Marchant war nicht nur ein rechtschaffener, sondern auch ein ängstlicher Mensch mit einer blühenden Fantasie. Er sah sich bereits in einem internationalen Gerichtshof sitzen, angeklagt mitsamt den anderen Vorständen von Montpellier Munitions der Verbrechen gegen die Menschlichkeit und des offenen Verstoßes gegen eine einstimmige UN-Resolution.
Er kannte Foche seit langem als skrupellosen Spieler, dessen moralisches Empfinden in etwa so ausgeprägt war wie das eines streunenden Straßenköters. Marchant selbst war ein wohlhabender Mann, er hatte eine sehr viel jüngere Frau und eine neunjährige Tochter. Nie und nimmer wollte er sein Leben, seine Familie und seinen Ruf gefährden. Nie und nimmer würde er sich eine Zelle mit einem Größenwahnsinnigen wie Foche teilen.
Langsam ging er zu seinem Büro, stopfte einige persönliche Dokumente in seine große Aktentasche und rief bei sich zu Hause an, einer prächtigen Residenz am Rand des kleinen Ortes Ouzouer. Seine Frau Janine war erfreut, dass er zum Mittagessen zu Hause sein würde, und noch erfreuter, als sie erfuhr, dass er auch keineswegs mehr in die doch eher finstere Rüstungsfabrik im Wald von Orléans zurückkehren wollte.
Marchant zog seinen Mantel an und verließ das Büro, ging zum Aufzug und fuhr zur zwei Stockwerke tiefer gelegenen Lobby. Ohne nach links oder rechts zu blicken, trat er aus dem Gebäude in den hellen Sonnenschein und schlug die Richtung zum kleinen Parkplatz für die Vorstandsmitglieder ein.

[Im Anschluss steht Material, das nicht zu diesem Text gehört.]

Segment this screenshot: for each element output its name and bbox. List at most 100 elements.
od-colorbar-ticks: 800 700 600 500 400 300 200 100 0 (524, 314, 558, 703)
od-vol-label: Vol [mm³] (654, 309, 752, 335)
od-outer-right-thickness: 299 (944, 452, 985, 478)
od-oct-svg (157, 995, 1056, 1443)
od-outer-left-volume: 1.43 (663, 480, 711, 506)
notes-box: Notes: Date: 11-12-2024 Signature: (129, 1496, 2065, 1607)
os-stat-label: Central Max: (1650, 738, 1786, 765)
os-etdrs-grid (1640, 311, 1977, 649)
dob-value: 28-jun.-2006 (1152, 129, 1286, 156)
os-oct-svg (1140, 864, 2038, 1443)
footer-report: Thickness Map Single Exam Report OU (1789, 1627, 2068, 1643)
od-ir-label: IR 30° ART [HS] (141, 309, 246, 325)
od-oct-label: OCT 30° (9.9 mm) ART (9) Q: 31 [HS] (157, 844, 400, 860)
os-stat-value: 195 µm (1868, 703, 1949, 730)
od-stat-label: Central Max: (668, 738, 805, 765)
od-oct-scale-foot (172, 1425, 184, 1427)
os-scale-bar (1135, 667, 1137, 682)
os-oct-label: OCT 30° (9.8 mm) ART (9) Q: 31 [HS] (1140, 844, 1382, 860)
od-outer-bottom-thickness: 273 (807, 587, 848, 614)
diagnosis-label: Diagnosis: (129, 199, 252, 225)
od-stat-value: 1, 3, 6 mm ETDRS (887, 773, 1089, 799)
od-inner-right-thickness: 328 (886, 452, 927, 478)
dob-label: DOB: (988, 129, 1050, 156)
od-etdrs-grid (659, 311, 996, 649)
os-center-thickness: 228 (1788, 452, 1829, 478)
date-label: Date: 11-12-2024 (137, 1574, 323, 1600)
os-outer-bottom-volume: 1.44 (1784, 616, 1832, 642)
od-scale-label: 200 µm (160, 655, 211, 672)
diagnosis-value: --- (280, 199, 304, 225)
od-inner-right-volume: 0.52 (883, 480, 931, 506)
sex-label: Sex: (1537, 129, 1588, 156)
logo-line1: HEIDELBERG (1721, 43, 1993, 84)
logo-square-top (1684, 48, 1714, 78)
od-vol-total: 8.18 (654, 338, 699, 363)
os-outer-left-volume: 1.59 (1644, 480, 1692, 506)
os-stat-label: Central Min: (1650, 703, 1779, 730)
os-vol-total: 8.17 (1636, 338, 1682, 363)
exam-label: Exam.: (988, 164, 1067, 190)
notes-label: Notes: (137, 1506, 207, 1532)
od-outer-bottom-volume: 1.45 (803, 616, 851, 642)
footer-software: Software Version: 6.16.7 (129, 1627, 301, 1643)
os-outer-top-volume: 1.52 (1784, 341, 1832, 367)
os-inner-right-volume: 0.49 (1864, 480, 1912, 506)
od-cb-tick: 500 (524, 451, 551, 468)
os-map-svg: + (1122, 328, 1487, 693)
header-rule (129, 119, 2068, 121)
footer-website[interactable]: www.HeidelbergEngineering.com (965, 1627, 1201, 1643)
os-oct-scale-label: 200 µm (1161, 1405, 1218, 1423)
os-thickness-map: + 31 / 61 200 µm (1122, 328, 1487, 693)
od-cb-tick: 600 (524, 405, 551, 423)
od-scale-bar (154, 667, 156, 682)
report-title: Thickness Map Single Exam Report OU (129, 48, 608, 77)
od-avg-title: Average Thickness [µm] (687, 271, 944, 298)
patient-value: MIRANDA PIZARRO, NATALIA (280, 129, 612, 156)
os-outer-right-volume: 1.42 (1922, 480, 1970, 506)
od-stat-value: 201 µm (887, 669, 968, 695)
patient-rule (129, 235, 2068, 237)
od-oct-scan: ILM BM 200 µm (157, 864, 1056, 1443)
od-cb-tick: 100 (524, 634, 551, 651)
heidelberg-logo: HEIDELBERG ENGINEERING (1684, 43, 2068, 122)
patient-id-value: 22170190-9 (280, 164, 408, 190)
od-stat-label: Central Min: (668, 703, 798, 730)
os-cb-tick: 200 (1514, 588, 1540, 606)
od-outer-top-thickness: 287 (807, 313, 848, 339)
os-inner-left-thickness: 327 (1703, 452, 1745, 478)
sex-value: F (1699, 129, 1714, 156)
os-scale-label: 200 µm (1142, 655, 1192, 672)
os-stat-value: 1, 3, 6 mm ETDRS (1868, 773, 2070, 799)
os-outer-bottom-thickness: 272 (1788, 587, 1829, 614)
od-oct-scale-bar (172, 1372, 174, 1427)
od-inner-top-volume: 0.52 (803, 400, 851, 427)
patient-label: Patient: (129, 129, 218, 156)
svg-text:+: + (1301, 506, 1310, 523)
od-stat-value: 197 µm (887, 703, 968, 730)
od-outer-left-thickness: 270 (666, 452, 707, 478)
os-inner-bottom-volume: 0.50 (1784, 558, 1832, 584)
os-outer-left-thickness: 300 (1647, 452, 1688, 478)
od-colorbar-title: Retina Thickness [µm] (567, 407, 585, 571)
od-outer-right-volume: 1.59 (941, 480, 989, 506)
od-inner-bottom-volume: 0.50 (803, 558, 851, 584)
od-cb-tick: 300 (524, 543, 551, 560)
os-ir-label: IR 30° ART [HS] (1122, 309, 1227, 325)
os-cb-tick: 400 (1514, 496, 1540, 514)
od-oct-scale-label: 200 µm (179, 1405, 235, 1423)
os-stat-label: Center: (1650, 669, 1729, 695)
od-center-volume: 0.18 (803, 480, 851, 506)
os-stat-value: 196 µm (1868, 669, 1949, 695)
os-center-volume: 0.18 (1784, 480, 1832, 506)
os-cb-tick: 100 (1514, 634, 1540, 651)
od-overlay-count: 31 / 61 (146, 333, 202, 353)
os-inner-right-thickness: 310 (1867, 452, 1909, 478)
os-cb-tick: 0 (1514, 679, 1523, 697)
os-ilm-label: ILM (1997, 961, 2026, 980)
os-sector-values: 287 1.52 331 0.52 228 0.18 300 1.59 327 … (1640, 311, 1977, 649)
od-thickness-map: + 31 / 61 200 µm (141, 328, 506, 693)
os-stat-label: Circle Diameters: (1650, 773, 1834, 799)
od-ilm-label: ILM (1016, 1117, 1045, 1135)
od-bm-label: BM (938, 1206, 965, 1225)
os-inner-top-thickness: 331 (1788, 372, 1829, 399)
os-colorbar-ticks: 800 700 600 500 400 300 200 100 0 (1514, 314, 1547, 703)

Er musste die Fernbedienung für die Zentralverriegelung des Wagens nicht betätigen, da sein Mercedes-Benz niemals abgeschlossen war. Montpellier Munitions war von einem hohen Maschendrahtzaun umgeben, die einzige Zufahrt wurde rund um die Uhr von zwei bewaffneten Posten bewacht. Marchant öffnete die Fahrertür und warf die Aktentasche auf den Beifahrersitz, dann stieg er ein, ließ den Motor an und legte den Sicherheitsgurt um.
Er sah die Garrotte kaum, mit der er erdrosselt werden sollte, da zog sich die dicke, kalte Plastikleine bereits straff um seinen Hals. Im Rückspiegel, während er verzweifelt an der Plastikleine zerrte, die sich immer fester um seinen Hals schloss, erhaschte er die ausdruckslose Miene von Marcel.
Marcel zog gnadenlos zu. Marchant versuchte zu schreien, er wand sich zur Seite, strampelte mit den Beinen und hatte das Gefühl, die Augen würden ihm platzen. Die Leine aber schnürte ihm die Luft ab, und mit einer letzten, fast übermenschlichen Anstrengung warf er sich nach hinten und trat gegen die Windschutzscheibe, die mit einem dumpfen Plopp zerbarst.
Es war Olivier Marchants letzte Bewegung, bevor die stille Schwärze des Todes über ihn kam.